Edinburgh Quartet Reid Concert Hall, Edinburgh **** With a third quartet pending, Robert Crawford's Quartet No 2, dating from half a century ago, made a timely reappearance this week in Edinburgh University's concert hall, where it shared a programme with a work by the hyperactive Ignace Pleyel, composer, piano-maker, publisher, pupil of Haydn and - perhaps his most valuable contribution to music - inventor of the miniature score.

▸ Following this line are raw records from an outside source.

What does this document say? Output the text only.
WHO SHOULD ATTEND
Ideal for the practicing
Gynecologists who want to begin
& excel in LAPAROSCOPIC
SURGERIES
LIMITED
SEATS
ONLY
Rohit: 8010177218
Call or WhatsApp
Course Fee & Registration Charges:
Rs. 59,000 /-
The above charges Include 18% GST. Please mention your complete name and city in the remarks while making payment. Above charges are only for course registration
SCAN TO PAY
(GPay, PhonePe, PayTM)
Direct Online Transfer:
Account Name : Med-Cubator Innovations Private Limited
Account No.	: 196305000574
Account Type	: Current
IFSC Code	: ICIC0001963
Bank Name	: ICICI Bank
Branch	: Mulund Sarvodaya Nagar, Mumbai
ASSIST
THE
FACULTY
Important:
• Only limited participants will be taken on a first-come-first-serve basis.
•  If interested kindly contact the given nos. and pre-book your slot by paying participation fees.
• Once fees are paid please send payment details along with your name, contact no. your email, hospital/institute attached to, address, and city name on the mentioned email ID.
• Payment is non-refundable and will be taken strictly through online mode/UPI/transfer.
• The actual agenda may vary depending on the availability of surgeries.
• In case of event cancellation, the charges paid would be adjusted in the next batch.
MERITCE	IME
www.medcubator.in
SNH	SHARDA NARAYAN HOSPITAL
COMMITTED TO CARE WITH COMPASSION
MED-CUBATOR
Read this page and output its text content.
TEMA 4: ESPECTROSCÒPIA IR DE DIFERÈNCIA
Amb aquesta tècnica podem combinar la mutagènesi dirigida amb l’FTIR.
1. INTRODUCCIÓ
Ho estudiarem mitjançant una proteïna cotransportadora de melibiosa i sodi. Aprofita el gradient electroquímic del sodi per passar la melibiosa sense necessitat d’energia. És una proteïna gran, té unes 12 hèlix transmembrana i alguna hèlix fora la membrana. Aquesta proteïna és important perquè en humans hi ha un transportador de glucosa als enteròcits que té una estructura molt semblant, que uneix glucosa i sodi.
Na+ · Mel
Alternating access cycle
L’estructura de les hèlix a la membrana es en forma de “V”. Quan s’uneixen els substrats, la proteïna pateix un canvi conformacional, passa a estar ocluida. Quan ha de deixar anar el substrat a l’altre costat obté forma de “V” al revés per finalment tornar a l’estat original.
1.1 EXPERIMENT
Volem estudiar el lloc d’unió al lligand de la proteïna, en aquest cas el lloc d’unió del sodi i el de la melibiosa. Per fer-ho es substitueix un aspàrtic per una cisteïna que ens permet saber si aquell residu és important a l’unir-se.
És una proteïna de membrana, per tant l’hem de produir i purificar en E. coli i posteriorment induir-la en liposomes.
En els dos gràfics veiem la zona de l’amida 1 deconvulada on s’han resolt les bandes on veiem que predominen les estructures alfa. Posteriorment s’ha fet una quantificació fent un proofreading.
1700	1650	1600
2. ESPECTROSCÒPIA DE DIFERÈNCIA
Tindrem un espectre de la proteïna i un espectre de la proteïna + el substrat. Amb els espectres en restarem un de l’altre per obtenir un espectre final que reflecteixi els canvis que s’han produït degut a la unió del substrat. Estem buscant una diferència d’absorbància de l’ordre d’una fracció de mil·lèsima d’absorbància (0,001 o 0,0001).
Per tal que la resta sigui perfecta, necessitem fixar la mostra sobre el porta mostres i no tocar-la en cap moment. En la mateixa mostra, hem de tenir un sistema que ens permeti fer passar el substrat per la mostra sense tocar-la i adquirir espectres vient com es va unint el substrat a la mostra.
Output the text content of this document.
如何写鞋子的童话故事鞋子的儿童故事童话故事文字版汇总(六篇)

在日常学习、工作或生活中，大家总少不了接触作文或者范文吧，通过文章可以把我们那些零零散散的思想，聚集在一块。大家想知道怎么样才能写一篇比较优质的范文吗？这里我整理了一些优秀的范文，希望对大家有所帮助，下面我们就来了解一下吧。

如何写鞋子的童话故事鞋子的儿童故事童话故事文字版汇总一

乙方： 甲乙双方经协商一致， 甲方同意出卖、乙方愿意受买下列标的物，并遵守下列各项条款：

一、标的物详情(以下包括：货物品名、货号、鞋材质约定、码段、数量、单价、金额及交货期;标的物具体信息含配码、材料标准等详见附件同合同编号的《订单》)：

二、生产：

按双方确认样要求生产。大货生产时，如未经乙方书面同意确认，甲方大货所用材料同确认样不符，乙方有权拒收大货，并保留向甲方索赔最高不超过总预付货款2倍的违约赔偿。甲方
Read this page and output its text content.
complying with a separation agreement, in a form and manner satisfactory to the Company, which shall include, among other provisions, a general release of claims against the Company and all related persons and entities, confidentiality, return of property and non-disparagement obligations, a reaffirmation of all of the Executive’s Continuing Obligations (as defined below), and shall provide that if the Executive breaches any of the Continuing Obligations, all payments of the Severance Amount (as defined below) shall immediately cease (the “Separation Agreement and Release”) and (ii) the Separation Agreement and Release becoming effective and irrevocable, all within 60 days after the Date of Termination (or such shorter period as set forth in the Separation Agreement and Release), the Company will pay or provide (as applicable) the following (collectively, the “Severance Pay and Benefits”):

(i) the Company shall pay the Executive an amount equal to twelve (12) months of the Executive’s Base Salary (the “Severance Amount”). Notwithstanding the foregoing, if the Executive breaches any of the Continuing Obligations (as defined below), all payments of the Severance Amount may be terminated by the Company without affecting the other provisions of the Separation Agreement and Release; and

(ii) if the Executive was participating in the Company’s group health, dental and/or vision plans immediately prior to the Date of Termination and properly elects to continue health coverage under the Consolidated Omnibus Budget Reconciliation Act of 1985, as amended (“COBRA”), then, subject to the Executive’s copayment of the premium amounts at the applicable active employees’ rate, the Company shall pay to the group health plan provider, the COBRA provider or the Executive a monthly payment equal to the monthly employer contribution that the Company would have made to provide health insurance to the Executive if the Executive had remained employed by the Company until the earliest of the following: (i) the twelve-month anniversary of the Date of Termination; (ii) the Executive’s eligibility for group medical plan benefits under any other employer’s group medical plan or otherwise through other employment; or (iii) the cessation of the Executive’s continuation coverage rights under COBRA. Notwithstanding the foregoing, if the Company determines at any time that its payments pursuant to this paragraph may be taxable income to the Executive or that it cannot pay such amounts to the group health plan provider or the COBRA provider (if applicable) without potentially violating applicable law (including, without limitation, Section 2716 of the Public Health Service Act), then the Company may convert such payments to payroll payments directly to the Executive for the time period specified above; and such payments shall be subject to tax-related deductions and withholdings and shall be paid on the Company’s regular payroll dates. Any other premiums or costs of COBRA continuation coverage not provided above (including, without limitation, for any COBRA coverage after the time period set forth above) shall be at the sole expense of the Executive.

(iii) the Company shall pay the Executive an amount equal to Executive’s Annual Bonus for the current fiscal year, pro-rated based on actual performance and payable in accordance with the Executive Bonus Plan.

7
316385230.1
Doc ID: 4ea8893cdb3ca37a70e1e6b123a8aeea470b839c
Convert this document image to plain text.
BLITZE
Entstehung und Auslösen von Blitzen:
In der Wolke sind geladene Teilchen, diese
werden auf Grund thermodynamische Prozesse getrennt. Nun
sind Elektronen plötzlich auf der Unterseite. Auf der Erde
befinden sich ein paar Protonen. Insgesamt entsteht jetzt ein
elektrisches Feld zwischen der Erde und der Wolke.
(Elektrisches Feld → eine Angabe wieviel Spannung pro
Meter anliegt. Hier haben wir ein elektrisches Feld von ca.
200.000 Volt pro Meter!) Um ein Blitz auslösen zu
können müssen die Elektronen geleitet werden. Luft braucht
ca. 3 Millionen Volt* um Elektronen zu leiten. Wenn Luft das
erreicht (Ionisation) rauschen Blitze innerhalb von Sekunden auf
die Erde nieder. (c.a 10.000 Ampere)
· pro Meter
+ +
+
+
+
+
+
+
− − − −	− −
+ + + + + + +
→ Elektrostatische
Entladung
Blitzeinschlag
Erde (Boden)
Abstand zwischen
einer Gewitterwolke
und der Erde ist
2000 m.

But it was Crawford, a Scottish octogenarian of modest but keenly-crafted output, whose quartet commanded the closer attention. Essentially a study in gradual acceleration, its three movements proceeded from the slow, eloquent counterpoint of its opening adagio, in the course of which the instruments broke into contrasted pairs, through a light-footed intermezzo to a somewhat Brittenish finale, where a tantalising hint of The Turn of the Screw (a work dating from around the same time) seemed to haunt the music's restless rhythmic propulsion.

Lasting less than 20 minutes, the Edinburgh Quartet's performance was a model of succinctness, saying much in a minimum timespan. The Pleyel quartet, discovered in the substantial music library at Castle Fraser in Aberdeenshire, had rather less to communicate, except for an atmospherically mysterious little minor-key section in its closing minuet, particularly welcome in a work otherwise stuck firmly in the glue of the key of A major.

Like the Crawford, however, it was deftly played, even if it did not create an appetite for the rest of this travelling composer's large output, whereas Crawford's next quartet, due to be unveiled this year, is an event to look forward to.